Tuesday, May 21, 2013

Veggie Pasta

Sometimes you just want pasta and today is that day. You may ask why I bake this pasta recipe  in the oven and my answer is that I want to read or play games on the computer or a dozen other things that do not involve standing over a hot stove. Just set the timer and show up when the timer bell rings. Lazy right! No, I tend to think of it as multi-tasking. lol

One day when the larder was low I thought, what can I make for dinner with what is available. I made a simple pasta and over time continued to include or exchange veggies. At any rate my Sweetie and I enjoy this and I hope you will as well.

Veggies

Ready to eat Veggie Pasta

Veggie Pasta

For two. Increase quantities for additional people.

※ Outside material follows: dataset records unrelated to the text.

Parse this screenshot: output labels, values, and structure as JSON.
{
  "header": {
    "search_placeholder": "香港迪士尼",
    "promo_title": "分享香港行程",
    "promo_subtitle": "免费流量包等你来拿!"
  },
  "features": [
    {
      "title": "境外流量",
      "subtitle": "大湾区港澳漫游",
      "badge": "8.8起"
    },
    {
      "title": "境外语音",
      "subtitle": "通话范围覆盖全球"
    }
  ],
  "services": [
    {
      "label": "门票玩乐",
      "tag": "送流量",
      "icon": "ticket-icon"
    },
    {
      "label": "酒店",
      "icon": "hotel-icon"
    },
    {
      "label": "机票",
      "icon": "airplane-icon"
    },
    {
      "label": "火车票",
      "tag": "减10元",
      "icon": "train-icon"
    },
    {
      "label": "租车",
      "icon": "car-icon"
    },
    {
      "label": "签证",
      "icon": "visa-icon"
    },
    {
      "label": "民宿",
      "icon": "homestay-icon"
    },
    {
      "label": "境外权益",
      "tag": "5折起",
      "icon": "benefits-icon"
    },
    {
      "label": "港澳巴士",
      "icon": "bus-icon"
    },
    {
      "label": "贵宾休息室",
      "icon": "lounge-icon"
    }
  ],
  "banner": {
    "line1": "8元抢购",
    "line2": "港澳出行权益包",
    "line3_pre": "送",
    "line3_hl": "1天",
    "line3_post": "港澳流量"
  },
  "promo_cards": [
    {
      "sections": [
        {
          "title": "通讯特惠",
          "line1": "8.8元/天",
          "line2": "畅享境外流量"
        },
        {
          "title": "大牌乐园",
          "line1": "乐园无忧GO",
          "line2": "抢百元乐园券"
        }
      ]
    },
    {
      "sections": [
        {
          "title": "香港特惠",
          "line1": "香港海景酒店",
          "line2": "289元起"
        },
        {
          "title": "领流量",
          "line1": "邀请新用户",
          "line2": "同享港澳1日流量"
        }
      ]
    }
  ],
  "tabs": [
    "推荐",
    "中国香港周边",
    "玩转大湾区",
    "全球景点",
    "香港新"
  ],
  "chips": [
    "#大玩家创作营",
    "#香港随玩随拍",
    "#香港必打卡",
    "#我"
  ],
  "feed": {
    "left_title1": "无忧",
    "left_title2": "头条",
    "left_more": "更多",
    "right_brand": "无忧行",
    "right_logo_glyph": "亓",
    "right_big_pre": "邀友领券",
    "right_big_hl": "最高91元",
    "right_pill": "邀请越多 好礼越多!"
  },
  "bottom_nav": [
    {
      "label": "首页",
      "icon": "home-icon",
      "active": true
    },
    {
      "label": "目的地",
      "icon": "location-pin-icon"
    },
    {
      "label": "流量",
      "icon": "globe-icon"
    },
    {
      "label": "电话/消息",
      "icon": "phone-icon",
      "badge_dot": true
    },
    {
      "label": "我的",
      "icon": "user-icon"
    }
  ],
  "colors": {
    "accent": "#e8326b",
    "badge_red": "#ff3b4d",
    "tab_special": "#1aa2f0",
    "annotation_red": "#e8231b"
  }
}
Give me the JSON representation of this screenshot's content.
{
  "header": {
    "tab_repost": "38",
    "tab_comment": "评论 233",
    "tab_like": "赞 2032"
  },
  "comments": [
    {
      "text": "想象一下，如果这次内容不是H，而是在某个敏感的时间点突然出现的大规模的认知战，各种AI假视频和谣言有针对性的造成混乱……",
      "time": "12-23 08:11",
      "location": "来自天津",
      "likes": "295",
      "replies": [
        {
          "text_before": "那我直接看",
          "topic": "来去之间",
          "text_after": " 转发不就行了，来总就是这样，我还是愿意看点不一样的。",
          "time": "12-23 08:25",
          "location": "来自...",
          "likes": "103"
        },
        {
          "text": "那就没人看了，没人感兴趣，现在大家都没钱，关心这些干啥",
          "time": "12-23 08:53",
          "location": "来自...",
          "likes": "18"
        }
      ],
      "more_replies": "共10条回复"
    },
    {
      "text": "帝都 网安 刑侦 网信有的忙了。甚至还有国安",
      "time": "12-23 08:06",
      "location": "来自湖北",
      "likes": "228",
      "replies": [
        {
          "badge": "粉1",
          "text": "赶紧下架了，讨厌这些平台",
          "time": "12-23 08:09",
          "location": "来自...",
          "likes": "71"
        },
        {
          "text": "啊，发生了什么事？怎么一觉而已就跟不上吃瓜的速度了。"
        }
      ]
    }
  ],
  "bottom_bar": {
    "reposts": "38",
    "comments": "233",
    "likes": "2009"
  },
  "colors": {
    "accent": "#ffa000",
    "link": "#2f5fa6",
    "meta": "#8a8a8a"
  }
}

1 can (14.5 oz.) Chicken Stock
1 cup penne pasta
1 small onion, diced
1 garlic clove, diced
3-4  small tomatoes, cut in small pieces
1 small yellow, orange or red sweet pepper, chopped
10-12 stalks asparagus, cut in 1 inch pieces
2 shakes each of oregano and parsley, (I use fresh oregano and parsley when possible)
½ cup or more shredded four-cheese blend

Preheat oven to 375 degrees.
Use a container that can be transferred from stove top to the oven.

Cook pasta in the chicken stock (medium heat) for 3 minutes. Then add onion, garlic and peppers. Continue cooking 3-4 more minutes. Add tomatoes and stir. Transfer container to the oven. Continue baking for about 20 minutes. Add asparagus, stirring into the mixture. Continue baking for additional 10-12 minutes. Top with cheese and continue baking until cheese has melted and is bubbling.

Don’t like asparagus—substitute zucchini. 

This pasta goes well with a side salad or garlic bread.